Very detailed and neatly written.Thanks for sharing such a great article. wristbands
User Friendly
Now days email is so user friendly and easy to set up. You use to need an I.T. guy anytime you needed to integrate emails, or set up a brand new email system. Now pretty much everything is integrated making most websites, or html email accessible. Wordpress for example comes with automatic email installation. Just goes to show how far we've come with technology. fulfillment companies
IMAP usage
If their services are anything like ours, their graph of service utilization doesn't clearly represent the real use of their IMAP services. A POP3 user will typically poll the server regularly, causing a connection to be logged each and every time, where it's not uncommon for IMAP users to remain connected throughout the day, showing only one connection initated.

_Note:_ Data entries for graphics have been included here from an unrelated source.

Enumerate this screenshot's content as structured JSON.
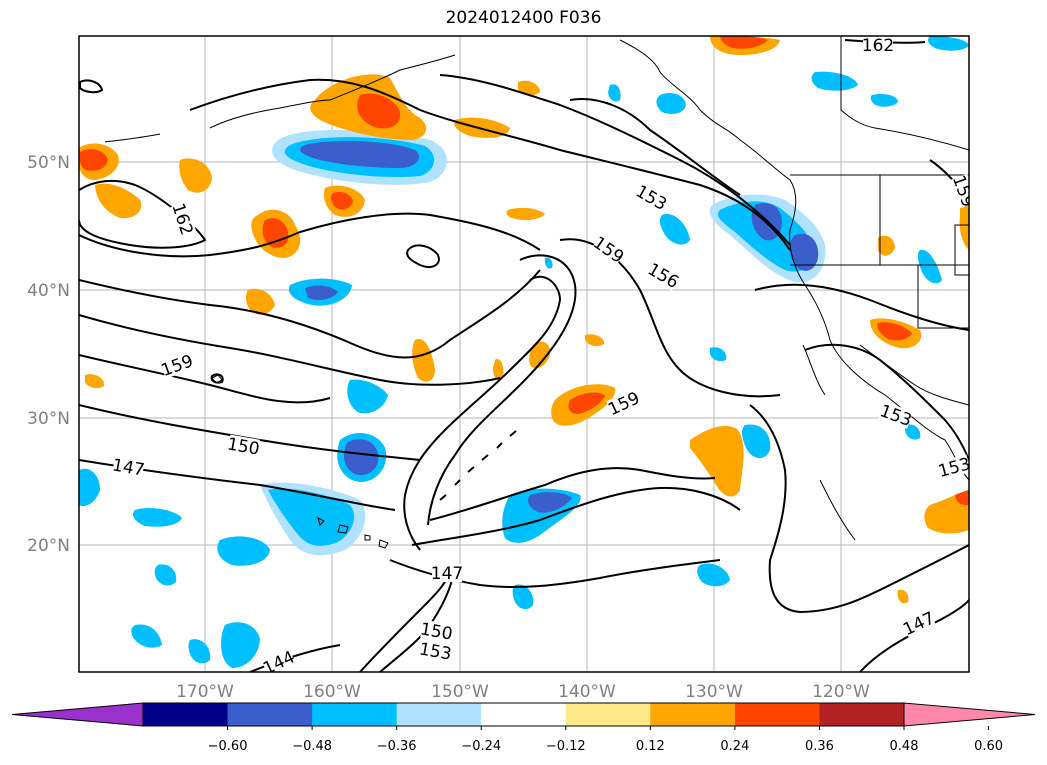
{
  "title": "2024012400 F036",
  "lat_labels": [
    "50°N",
    "40°N",
    "30°N",
    "20°N"
  ],
  "lon_labels": [
    "170°W",
    "160°W",
    "150°W",
    "140°W",
    "130°W",
    "120°W"
  ],
  "contour_labels": [
    "162",
    "162",
    "153",
    "159",
    "156",
    "159",
    "150",
    "147",
    "159",
    "153",
    "153",
    "159",
    "147",
    "150",
    "153",
    "144",
    "147"
  ],
  "colorbar": {
    "ticks": [
      "−0.60",
      "−0.48",
      "−0.36",
      "−0.24",
      "−0.12",
      "0.12",
      "0.24",
      "0.36",
      "0.48",
      "0.60"
    ],
    "colors": [
      "#9932cc",
      "#00008b",
      "#3a5fcd",
      "#00bfff",
      "#b0e2ff",
      "#ffffff",
      "#ffe888",
      "#ffa500",
      "#ff4500",
      "#b22222",
      "#ff88aa"
    ]
  }
}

For IMAP utilization, it is usually more interesting to look at the number of concurrent POP and IMAP connections, as this often more closely reflects the real load on the server.
Of course, I could also be entirely wrong about how they're graphing their results.
Re: IMAP usage
I haven't looked closely at their stats. But they are using Squirrelmail to provide their webmail services. We do as well and have noticed that
it logs in a lot to do its job.
IMAPproxy
They're running IMAPproxy (which makes the webmail connections persistent) to counter that.